Пили чай, болтали на отвлечённые темы, и день был прекрасным, поскольку все мы здоровы, молоды, а впереди целая прекрасная жизнь!
Наконец я согрелся, слегка вспотел, и, наконец, достал из рюкзака папки с бумагами. Я начал читать «Призрака оперы» сцену за сценой, а Дина изо всех сил мне помогала. Валера тоже был при деле: ему передавали листы после прочтения. Ирина Сергеевна, выслушав пояснения по очередной сцене, брала лист с нотами и играла на пианино, а на табуретке рядом лежал блокнот, куда она записывала мысли и замечания, возникающие в процессе.
— Вот, собственно, и всё! — сказал я четыре часа спустя, подав Валере последний лист — Каково ваше мнение, дорогая учительница?
— По-моему, этот музыкальный спектакль нужно ставить, причём в таком виде, в каком он предложен тобой.

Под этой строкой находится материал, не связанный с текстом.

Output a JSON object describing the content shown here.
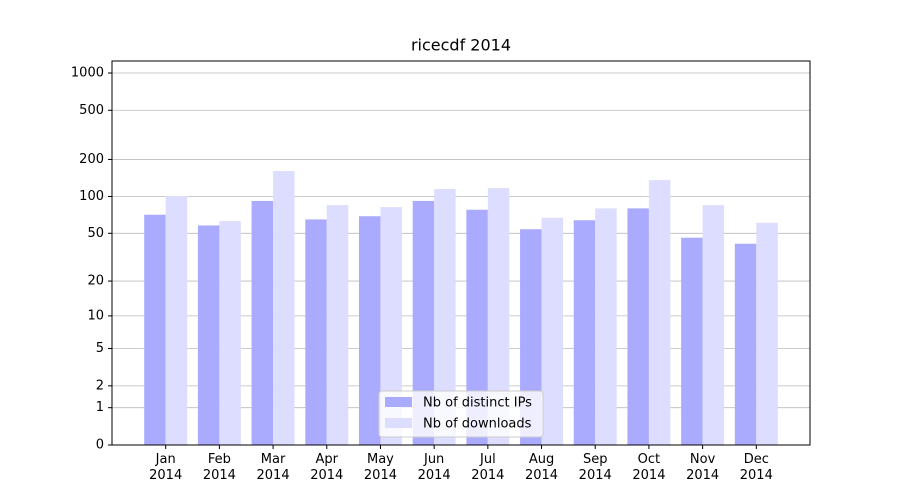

— Благодарю за лестную оценку, Ирина Сергеевна. В таком случае дальнейшую судьбу сего опуса передаю в Ваши руки. Все вопросы по тексту прошу адресовать Дине, а всё что связано с музыкой — ко мне.

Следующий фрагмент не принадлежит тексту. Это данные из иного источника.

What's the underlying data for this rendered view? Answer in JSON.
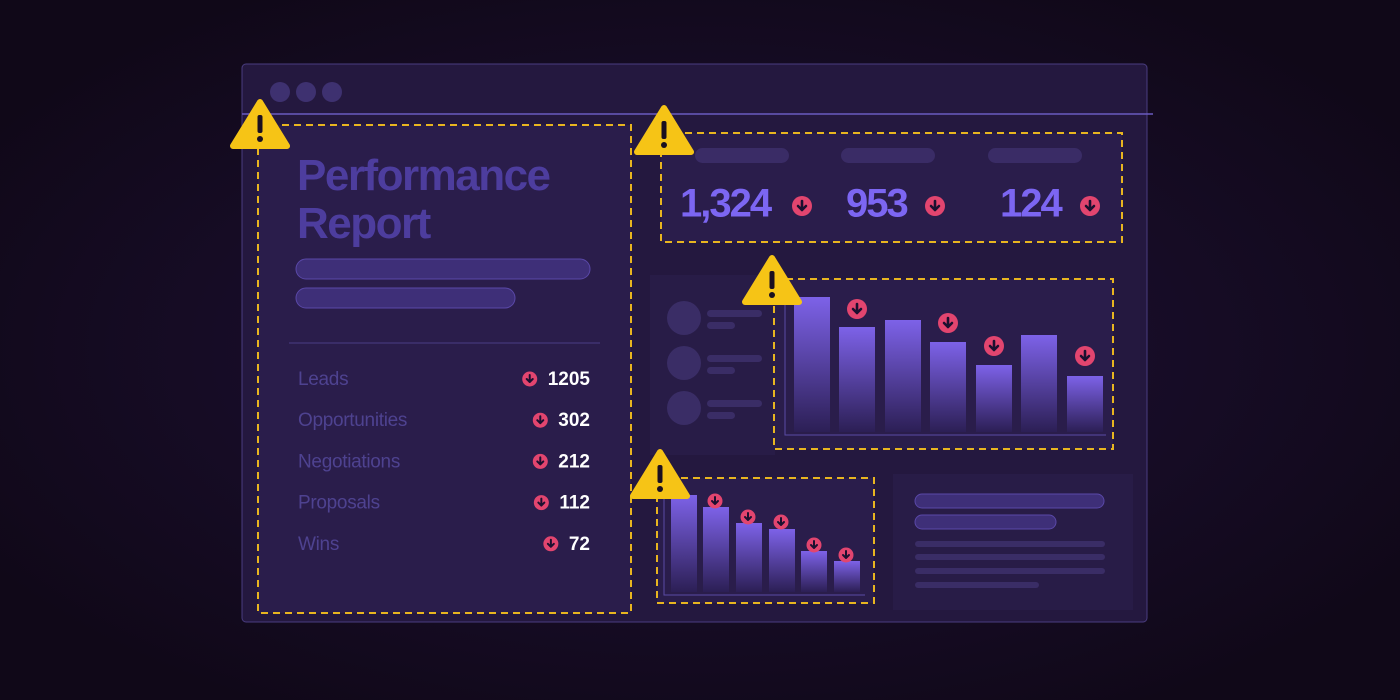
{
  "report": {
    "title_line1": "Performance",
    "title_line2": "Report",
    "rows": [
      {
        "label": "Leads",
        "value": "1205"
      },
      {
        "label": "Opportunities",
        "value": "302"
      },
      {
        "label": "Negotiations",
        "value": "212"
      },
      {
        "label": "Proposals",
        "value": "112"
      },
      {
        "label": "Wins",
        "value": "72"
      }
    ]
  },
  "kpis": [
    "1,324",
    "953",
    "124"
  ]
}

ПГТ Троебратский, 00.45 18.05.1971 год, вторник
Сегодня я решил посмотреть, что за наследство оставил мне покойный Иваниенко. Откровенно говоря, лезть ночью в колодец было малость беспокойно: а ну как старый уголовник соврал, и там ничего нет? Но против этого предположения говорила активность покойного попа-гипнотизёра и фальшивого гэбэшника. Не стали бы такие люди суетиться впустую — не таков народ уголовники.
Подготовился я весьма основательно: с собой у меня брезент размером два на три метра, мешок для клада, фомка и гвоздодёр, на всякий случай и прекрасный шахтёрский электрический фонарь, с аккумулятором на длинном ремне, чтобы вешать через плечо и рассеивателем, закрепляемом на голове, и маленький электрический фонарик
До дома Иваниенки я прошел, таясь, огородами. По улице никто не отсвечивал, все дома на улице стояли тёмными — народ давно спит и видит сны. Только соседские собаки изредка предупредительно погавкивают, мол, не подходи близко к охраняемой территории. Не подхожу, не нужно мне туда. А вот и колодец. Для начала заглядываю внутрь, подсвечивая маленьким фонариком, на который я установил слабенькую батарейку и синий светофильтр, позволяющий разглядеть, но со стороны практически незаметный.